淵辺と同じく第2回使節団で渡欧した日本人の中に、市川渡という侍がいた。使節団副使の松平石見守康直の従者として渡欧したそうである。
市川は身分の低い侍として、高官では書かなかったような詳細な記述の日記を書きのこしている。西洋文明へのあこがれ半分、反発半分といった当時の日本人の代表的な葛藤が彼の日記には記されているのだ。
ヨーロッパからの帰路、市川らがセイロンで宿泊したときのことである。ホテルの支配人がその日の新聞を持ってきて市川らに見せてくれた。そこには、日本の使節団がセイロンに到着したという記事が大々的に書かれている。

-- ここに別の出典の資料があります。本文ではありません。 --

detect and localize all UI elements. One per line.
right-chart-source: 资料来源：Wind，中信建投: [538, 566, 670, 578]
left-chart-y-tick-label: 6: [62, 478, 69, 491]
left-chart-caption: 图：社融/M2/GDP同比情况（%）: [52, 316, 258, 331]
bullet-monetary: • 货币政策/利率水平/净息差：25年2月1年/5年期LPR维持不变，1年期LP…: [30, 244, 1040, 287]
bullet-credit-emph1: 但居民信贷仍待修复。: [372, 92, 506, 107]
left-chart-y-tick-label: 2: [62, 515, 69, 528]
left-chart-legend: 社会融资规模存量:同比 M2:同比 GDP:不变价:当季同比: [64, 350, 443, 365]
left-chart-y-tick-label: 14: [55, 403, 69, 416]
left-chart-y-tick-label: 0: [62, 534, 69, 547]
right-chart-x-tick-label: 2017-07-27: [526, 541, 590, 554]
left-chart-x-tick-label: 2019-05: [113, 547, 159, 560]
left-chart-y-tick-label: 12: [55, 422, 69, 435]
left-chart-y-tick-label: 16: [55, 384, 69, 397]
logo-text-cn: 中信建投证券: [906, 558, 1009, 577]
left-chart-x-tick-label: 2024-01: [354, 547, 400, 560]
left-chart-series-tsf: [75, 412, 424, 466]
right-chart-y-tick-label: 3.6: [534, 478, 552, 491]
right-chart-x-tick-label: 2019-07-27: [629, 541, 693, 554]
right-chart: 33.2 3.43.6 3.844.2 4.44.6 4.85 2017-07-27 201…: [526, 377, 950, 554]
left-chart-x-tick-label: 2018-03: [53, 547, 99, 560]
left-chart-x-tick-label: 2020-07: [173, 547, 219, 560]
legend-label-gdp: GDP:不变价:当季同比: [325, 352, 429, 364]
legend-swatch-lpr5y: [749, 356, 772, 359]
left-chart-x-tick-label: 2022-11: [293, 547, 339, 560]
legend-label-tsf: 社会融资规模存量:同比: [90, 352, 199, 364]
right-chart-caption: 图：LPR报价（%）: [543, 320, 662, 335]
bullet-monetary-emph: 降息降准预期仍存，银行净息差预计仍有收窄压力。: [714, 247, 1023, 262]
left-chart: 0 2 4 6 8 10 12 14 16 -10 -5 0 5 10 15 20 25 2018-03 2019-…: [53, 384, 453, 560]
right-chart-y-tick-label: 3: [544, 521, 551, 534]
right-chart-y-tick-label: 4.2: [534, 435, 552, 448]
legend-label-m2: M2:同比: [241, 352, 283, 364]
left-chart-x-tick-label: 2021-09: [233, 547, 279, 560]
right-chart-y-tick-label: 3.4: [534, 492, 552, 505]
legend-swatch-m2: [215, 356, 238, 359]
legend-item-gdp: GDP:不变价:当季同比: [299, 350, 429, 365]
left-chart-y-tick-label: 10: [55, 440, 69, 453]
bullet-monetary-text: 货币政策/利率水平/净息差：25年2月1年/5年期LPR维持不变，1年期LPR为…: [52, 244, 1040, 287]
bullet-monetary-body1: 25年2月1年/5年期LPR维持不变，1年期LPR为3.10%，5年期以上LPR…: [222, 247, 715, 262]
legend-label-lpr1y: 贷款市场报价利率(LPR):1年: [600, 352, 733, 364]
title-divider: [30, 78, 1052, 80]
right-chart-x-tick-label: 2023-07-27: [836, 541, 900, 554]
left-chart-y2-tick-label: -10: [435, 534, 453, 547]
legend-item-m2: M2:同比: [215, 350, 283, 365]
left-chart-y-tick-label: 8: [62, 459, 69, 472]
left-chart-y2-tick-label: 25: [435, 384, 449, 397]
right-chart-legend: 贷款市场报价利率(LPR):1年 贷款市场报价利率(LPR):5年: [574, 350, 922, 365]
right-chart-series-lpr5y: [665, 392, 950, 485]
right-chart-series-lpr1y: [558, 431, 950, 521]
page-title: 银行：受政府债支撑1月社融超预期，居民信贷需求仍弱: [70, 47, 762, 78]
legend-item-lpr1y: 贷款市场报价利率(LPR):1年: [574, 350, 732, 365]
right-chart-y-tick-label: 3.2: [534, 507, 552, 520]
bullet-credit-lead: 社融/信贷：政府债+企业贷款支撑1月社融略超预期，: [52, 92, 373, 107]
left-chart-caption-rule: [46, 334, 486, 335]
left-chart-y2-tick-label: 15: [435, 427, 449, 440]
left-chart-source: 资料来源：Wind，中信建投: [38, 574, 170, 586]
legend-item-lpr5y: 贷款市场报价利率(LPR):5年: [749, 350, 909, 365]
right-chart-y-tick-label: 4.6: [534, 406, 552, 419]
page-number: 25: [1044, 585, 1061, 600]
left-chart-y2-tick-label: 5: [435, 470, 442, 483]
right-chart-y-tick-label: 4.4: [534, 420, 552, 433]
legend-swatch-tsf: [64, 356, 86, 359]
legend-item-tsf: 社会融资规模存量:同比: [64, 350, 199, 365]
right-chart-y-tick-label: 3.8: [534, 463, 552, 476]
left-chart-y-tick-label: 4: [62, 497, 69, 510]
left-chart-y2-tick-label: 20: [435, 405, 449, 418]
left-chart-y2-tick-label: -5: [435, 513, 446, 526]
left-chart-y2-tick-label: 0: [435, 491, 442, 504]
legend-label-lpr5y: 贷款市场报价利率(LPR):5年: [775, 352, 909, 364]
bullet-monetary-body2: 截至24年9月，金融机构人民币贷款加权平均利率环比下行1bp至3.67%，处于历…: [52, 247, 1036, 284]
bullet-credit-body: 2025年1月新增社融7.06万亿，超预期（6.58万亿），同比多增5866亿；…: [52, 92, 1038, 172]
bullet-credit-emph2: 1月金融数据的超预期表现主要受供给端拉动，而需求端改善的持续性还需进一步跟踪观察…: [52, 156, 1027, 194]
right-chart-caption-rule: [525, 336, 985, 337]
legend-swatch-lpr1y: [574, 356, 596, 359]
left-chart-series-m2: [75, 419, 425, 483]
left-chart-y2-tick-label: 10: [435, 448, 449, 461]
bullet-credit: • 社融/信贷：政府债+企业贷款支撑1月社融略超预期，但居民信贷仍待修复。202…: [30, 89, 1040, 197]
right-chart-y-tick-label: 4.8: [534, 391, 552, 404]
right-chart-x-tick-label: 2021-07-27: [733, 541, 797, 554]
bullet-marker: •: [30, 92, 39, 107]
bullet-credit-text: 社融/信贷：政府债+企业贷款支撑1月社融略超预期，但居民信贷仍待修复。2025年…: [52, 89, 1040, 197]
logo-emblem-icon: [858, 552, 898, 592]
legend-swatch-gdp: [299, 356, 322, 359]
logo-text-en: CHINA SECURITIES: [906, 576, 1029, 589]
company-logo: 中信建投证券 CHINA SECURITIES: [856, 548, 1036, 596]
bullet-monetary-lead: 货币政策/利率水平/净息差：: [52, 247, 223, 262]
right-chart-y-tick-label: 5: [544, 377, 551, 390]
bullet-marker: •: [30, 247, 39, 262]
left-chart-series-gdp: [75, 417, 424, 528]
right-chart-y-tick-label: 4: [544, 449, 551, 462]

市川は、昨日おこったことがすでに今日紙面となって手元に配達されていることにおおいに驚く。だがその後、彼はこう書きのこしている。

固ト是利ヲ専ラトスル者ノ作ル所ニシテ巷談閭説タル多クハ浮薄ノ言ニシテ採ルニ足ラザレ共其迅速ナルハ又驚クベシ。

これは、新聞というものをあまり知らなかった日本人の戯言かもしれない。しかし、市川や淵辺がはじめて目にしたときから150年、われわれはメディアというものに対してなにか実際的な「接し方」を学んだだろうか。むしろ市川や淵辺が持ちえていた柔軟さを失っただけではないのだろうか。
批判癖のある幕末の侍が一目で見抜いた「利ヲ専ラトスル者ノ作ル所」というメディアの大前提さえ、われわれはすっかり忘れてしまっている。

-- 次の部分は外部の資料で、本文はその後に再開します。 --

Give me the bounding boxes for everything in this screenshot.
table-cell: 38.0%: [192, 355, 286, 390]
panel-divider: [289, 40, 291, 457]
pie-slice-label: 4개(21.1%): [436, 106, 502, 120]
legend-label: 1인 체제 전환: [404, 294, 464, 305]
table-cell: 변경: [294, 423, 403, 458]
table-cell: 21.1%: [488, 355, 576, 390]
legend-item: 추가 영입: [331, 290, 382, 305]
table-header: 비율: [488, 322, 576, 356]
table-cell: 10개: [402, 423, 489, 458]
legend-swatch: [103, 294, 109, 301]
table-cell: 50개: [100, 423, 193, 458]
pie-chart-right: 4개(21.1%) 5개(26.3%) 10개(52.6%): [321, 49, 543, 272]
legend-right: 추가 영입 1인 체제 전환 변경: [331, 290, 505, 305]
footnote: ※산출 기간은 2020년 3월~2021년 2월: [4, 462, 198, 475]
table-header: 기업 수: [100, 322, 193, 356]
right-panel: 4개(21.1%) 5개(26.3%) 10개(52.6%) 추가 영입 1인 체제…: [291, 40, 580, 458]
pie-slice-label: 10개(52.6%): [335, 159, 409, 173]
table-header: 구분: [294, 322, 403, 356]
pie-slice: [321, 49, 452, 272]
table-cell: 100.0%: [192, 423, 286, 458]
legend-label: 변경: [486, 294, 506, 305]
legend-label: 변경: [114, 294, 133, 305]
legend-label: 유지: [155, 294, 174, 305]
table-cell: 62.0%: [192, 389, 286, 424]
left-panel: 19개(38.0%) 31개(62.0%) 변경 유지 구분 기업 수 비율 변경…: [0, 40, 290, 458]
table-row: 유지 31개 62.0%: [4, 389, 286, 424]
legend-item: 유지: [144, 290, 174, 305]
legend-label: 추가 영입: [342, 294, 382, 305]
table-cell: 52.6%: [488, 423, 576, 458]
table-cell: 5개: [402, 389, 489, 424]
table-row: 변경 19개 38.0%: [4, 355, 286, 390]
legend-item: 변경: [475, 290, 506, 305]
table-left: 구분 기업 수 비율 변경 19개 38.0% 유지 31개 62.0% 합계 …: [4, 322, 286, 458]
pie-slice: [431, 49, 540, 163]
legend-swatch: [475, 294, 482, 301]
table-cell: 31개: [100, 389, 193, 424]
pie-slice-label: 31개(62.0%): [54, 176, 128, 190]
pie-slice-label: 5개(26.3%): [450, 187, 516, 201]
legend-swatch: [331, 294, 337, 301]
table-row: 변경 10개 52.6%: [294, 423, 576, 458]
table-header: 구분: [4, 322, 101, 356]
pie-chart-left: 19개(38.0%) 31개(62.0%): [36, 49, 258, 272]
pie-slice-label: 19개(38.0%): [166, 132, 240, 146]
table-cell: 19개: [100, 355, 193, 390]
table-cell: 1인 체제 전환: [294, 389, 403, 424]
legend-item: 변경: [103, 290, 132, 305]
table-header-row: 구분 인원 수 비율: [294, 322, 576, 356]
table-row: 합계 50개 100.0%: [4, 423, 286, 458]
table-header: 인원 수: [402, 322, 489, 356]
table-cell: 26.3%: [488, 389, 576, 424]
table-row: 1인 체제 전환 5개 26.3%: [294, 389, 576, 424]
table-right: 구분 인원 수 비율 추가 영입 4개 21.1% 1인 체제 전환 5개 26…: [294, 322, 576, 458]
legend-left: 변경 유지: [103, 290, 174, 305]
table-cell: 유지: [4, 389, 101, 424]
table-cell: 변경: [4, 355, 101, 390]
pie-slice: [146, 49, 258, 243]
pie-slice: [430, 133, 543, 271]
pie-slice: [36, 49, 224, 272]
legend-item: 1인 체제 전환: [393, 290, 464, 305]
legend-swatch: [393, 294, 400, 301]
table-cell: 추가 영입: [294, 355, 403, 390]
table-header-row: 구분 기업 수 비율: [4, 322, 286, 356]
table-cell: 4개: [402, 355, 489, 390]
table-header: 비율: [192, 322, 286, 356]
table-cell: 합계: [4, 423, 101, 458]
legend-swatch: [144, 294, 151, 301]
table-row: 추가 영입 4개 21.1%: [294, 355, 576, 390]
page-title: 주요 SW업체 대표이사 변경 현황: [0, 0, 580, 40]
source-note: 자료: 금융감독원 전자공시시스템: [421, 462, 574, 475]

それどころか、現代において新聞紙やテレビニュースの記事を見て、その事件そのものを否定する発想を、だれが持てるだろうか。われわれは、ニュースが「罪人」であるように報道する、公判さえはじまっていない人物に怒りをおぼえ、「鬼畜米英」と書く新聞を読んで殺意さえもったではないか。事実であるかどうかという認識どころか、われわれは「権威の情報」に対してなら、その感情さえあっさり明け渡してしまうのだ。

この件だけでみると、われわれのメディアリテラシーは向上どころか150年前からむしろ後退していると言わざるを得ない。だから、オーソン・ウェルズの『宇宙戦争』に恐怖した当時のラジオリスナーのことさえ、われわれは笑えないのかもしれないのだ。